Len Fisher, who won an Ig Nobel physics prize in 1999, for calculating the optimal way to dunk a biscuit, wrote an essay about what wins people an Ig. That essay begins more or less:

…I suggested that the use of blue light to stimulate erections was a sure-fire candidate for an Ig Nobel Prize. But what is an Ig Nobel Prize? How does one go about winning one? And should one want to win one?

When they were initiated in 1991 as a parody of the real Nobel Prizes, the answer to the last question was “certainly not!” When Marc Abrahams from Harvard University created the prizes, part of his intention was to vilify pseudoscience and unscientific thinking, and the motto was “for research that cannot or should not be reproduced.”
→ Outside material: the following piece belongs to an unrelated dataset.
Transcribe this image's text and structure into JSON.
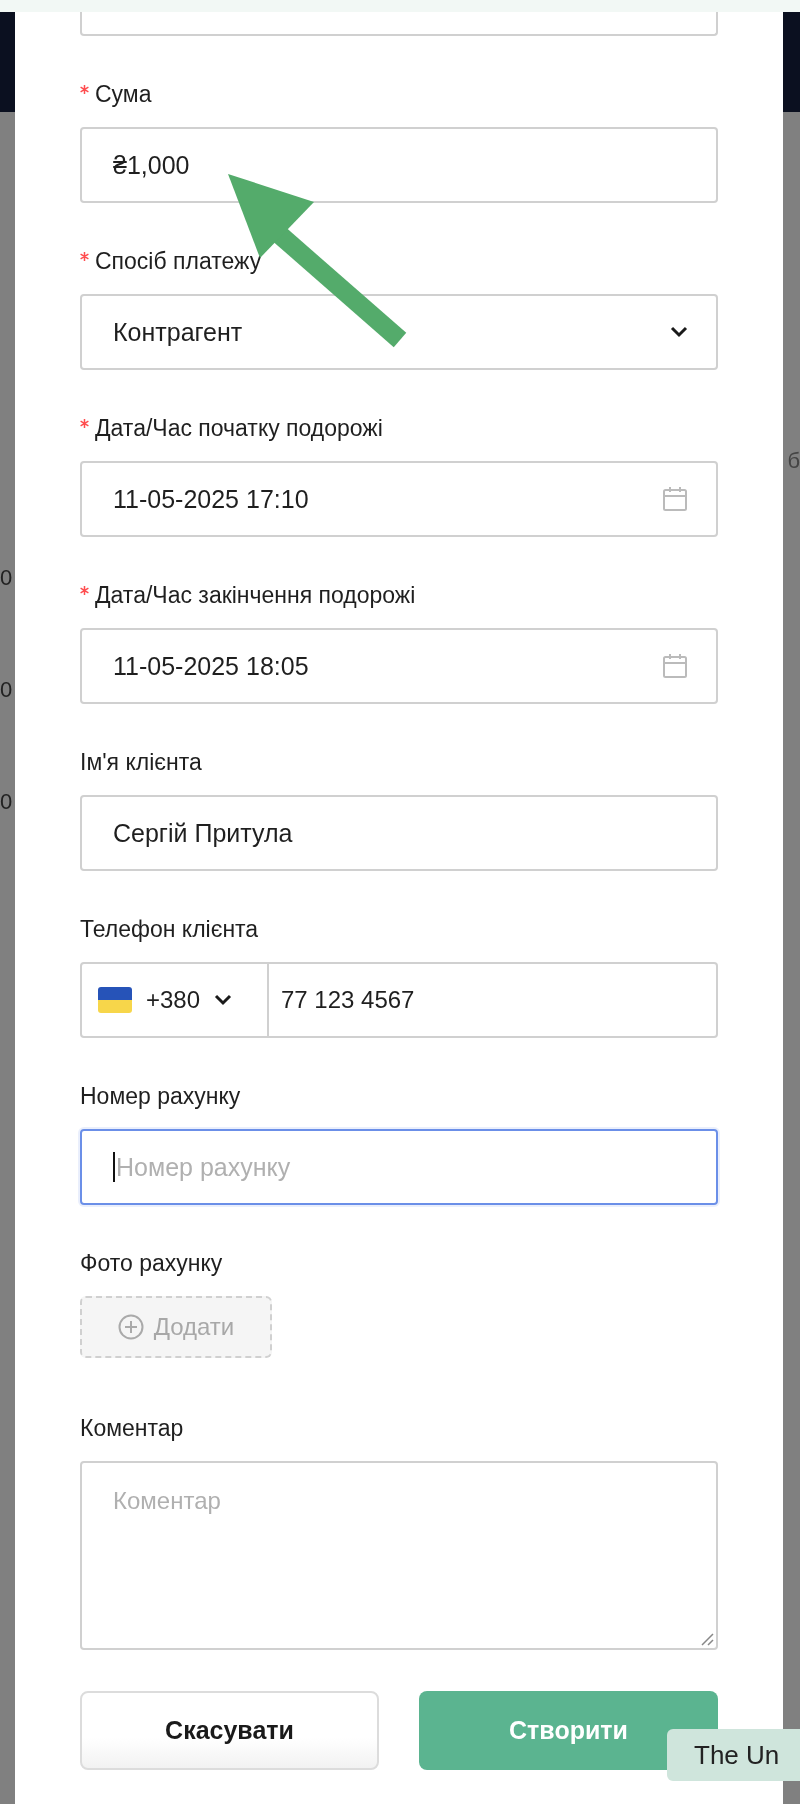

But this was not the only intention, although many people interpreted it in that way. According to Marc: “That original phrase was the best short summary we managed to come up with at the beginning, but we were not entirely happy with it — because some people interpreted it ONLY [in that] the way … . Whenever I would TALK with someone, or had a more extensive email (or whatever) exchange, I’d explain that the “Cannot be reproduced” part included “cannot be the FIRST to LEGITIMATELY claim FIRSTNESS,” and thus the prizes could honor pretty much anything, good or bad.

But it took about seven frustrating years or so to come up with a reliably better phrase.

BONUS: Theo Gray, who was awarded the 2002 Ig Nobel chemistry prize, for inventing the four-legged periodic table table, later developed a set of periodic table flash cards. Those cards have drawn some attention.